Francis was looking slightly forward and to the left, toward the next hill along the range. I could see Avonaco there, sort of crouched down by a large boulder. A quick glance through his eyes revealed a hidden trail that we couldn't even see from here. It went up that way and around that rock, passing through a sort of u-shaped dip in that hill that continued on over the next one too. There was visible smoke from campfires coming up from some area just beyond there, and the faint sound of distant voices. More importantly, when I urged Avonaco to focus on the trees lining the area where that u-shaped dip started, I could make out what seemed to be actual cameras set up there. Well, they basically looked like telescopes mounted to several of those trees, and they slowly turned back and forth as though looking in as many directions as possible. So yeah, I was willing to bet they were cameras, probably with infrared and such. It was possible the ghosts could get closer, especially if they went through the hills or--wait, no. Looking closer through Avonaco's eyes, I could see a series of runes inscribed along the rocky sides of the hills leading toward that hidden camp. I didn't recognize all, or even most of the spells being used there, but I did know enough to realize some of them were meant to alert the people in there about any nearby Necromancy, including ghosts or the like. If Avonaco had gone any closer, they probably would've gone off.

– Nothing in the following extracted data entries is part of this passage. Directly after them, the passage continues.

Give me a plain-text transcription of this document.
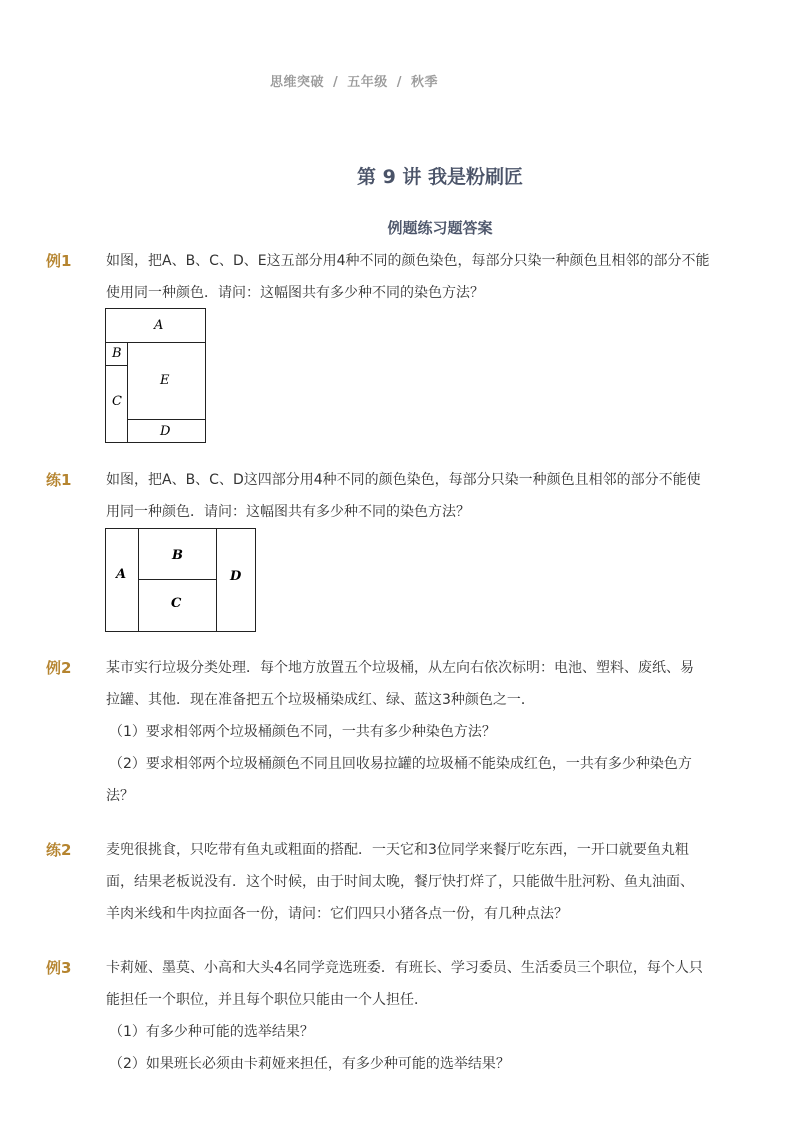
思维突破 / 五年级 / 秋季
第 9 讲 我是粉刷匠
例题练习题答案
例1 如图，把A、B、C、D、E这五部分用4种不同的颜色染色，每部分只染一种颜色且相邻的部分不能
使用同一种颜色．请问：这幅图共有多少种不同的染色方法？
A
B
C
E
D
练1 如图，把A、B、C、D这四部分用4种不同的颜色染色，每部分只染一种颜色且相邻的部分不能使
用同一种颜色．请问：这幅图共有多少种不同的染色方法？
A
B
C
D
例2 某市实行垃圾分类处理．每个地方放置五个垃圾桶，从左向右依次标明：电池、塑料、废纸、易
拉罐、其他．现在准备把五个垃圾桶染成红、绿、蓝这3种颜色之一．
（1）要求相邻两个垃圾桶颜色不同，一共有多少种染色方法？
（2）要求相邻两个垃圾桶颜色不同且回收易拉罐的垃圾桶不能染成红色，一共有多少种染色方
法？
练2 麦兜很挑食，只吃带有鱼丸或粗面的搭配．一天它和3位同学来餐厅吃东西，一开口就要鱼丸粗
面，结果老板说没有．这个时候，由于时间太晚，餐厅快打烊了，只能做牛肚河粉、鱼丸油面、
羊肉米线和牛肉拉面各一份，请问：它们四只小猪各点一份，有几种点法？
例3 卡莉娅、墨莫、小高和大头4名同学竞选班委．有班长、学习委员、生活委员三个职位，每个人只
能担任一个职位，并且每个职位只能由一个人担任．
（1）有多少种可能的选举结果？
（2）如果班长必须由卡莉娅来担任，有多少种可能的选举结果？
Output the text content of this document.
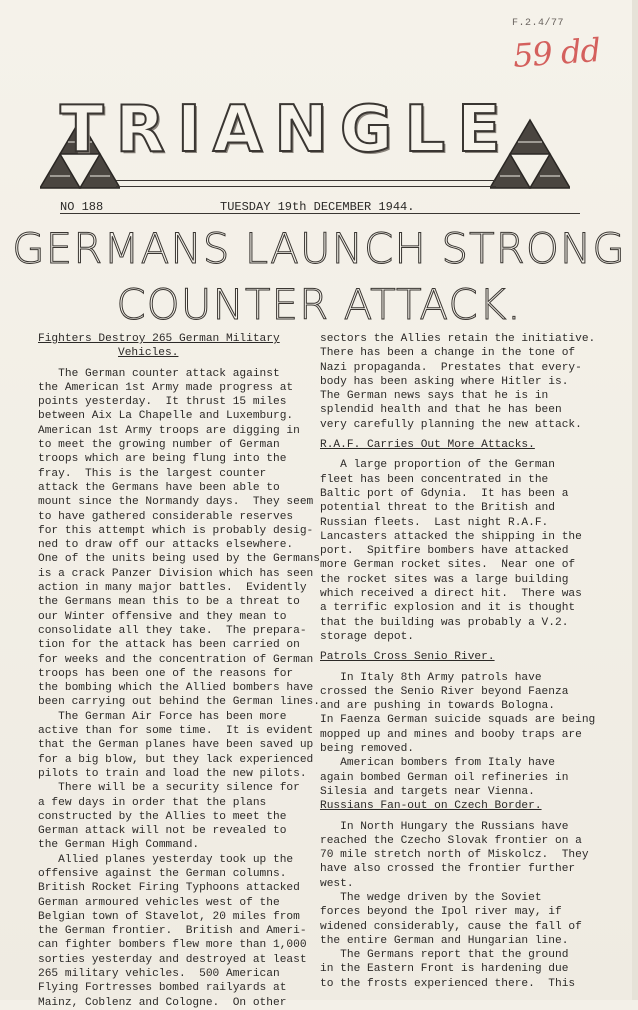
F.2.4/77
59 dd
TRIANGLE
NO 188	TUESDAY 19th DECEMBER 1944.
GERMANS LAUNCH STRONG
COUNTER ATTACK.

Fighters Destroy 265 German Military

Vehicles.

The German counter attack against

the American 1st Army made progress at

points yesterday.  It thrust 15 miles

between Aix La Chapelle and Luxemburg.

American 1st Army troops are digging in

to meet the growing number of German

troops which are being flung into the

fray.  This is the largest counter

attack the Germans have been able to

mount since the Normandy days.  They seem

to have gathered considerable reserves

for this attempt which is probably desig-

ned to draw off our attacks elsewhere.

One of the units being used by the Germans

is a crack Panzer Division which has seen

action in many major battles.  Evidently

the Germans mean this to be a threat to

our Winter offensive and they mean to

consolidate all they take.  The prepara-

tion for the attack has been carried on

for weeks and the concentration of German

troops has been one of the reasons for

the bombing which the Allied bombers have

been carrying out behind the German lines.

The German Air Force has been more

active than for some time.  It is evident

that the German planes have been saved up

for a big blow, but they lack experienced

pilots to train and load the new pilots.

There will be a security silence for

a few days in order that the plans

constructed by the Allies to meet the

German attack will not be revealed to

the German High Command.

Allied planes yesterday took up the

offensive against the German columns.

British Rocket Firing Typhoons attacked

German armoured vehicles west of the

Belgian town of Stavelot, 20 miles from

the German frontier.  British and Ameri-

can fighter bombers flew more than 1,000

sorties yesterday and destroyed at least

265 military vehicles.  500 American

Flying Fortresses bombed railyards at

Mainz, Coblenz and Cologne.  On other

sectors the Allies retain the initiative.

There has been a change in the tone of

Nazi propaganda.  Prestates that every-

body has been asking where Hitler is.

The German news says that he is in

splendid health and that he has been

very carefully planning the new attack.

R.A.F. Carries Out More Attacks.

A large proportion of the German

fleet has been concentrated in the

Baltic port of Gdynia.  It has been a

potential threat to the British and

Russian fleets.  Last night R.A.F.

Lancasters attacked the shipping in the

port.  Spitfire bombers have attacked

more German rocket sites.  Near one of

the rocket sites was a large building

which received a direct hit.  There was

a terrific explosion and it is thought

that the building was probably a V.2.

storage depot.

Patrols Cross Senio River.

In Italy 8th Army patrols have

crossed the Senio River beyond Faenza

and are pushing in towards Bologna.

In Faenza German suicide squads are being

mopped up and mines and booby traps are

being removed.

American bombers from Italy have

again bombed German oil refineries in

Silesia and targets near Vienna.

Russians Fan-out on Czech Border.

In North Hungary the Russians have

reached the Czecho Slovak frontier on a

70 mile stretch north of Miskolcz.  They

have also crossed the frontier further

west.

The wedge driven by the Soviet

forces beyond the Ipol river may, if

widened considerably, cause the fall of

the entire German and Hungarian line.

The Germans report that the ground

in the Eastern Front is hardening due

to the frosts experienced there.  This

Which, I realized belatedly, was why they stopped. He'd recognized what the symbols meant too. So we couldn't actually sneak the ghosts closer for a better look, because I was willing to bet those spells ran all the way around their camp. We needed another way to do this, and I really didn't feel like taking forever. I wanted to get in there, rescue those townspeople, deal with this Saign guy and his thugs, and then get to that rift.

Once I explained what was going on and why I couldn't get a closer look at the camp over there, Sarah pulled the rifle off her shoulder, checking it before lifting the scope to her eye to aim at a spot directly behind one of those cameras. She sighted in, made sure her weapon was silenced, then pulled the trigger. When her shot reached the spot she had sighted in on, it created one of her scope-portals right there behind the camera, hidden from any of the others.

From there, she did the same thing a couple more times, carefully aiming through those scope-portals so she could move her view closer and closer to the camp. Finally, Sarah managed to plant the final one up above what she described as some sort of wooden watchtower at the opening of a circular camp inside a crater-like impression at the top of that hill.

For a moment, after getting that view, Sarah was silent as she took in what she could see. Sands and I, meanwhile, waited as patiently as possible. Finally, she lowered the rifle and looked at the two of us. "Well," she started quietly, "that's different."

"What? What do you see?" Sands quickly pressed her sister.

There was a brief pause before the other girl answered. "They have all the townspeople there."

She offered the rifle to me first, so I looked through the scope. Sure enough, there were several low fences and spiked logs surrounding the large circular encampment, along with a scattering of more advanced tech like cameras and turrets. Throughout the camp itself were a mixture of old tents, a few cabins, and a couple actual small shuttlecraft. It was all a weird mix of sci-fi stuff mixed with what you'd find in--well, the Old West.

Either way, right in the middle of the camp was another circular fence, this one chainlink, surrounding all the prisoners. Just like she said, it looked like all the townspeople were there.

But then my attention was drawn to a figure stepping out of one of those cabins, a figure who straightened up in the bright sun and surveyed the prisoners. His prisoners, not Saign's. They had to be his. Because there was no way in hell the man I was looking at would have allowed Saign to actually be in charge.

He may have been a lot of things, but Fossor was never second fiddle.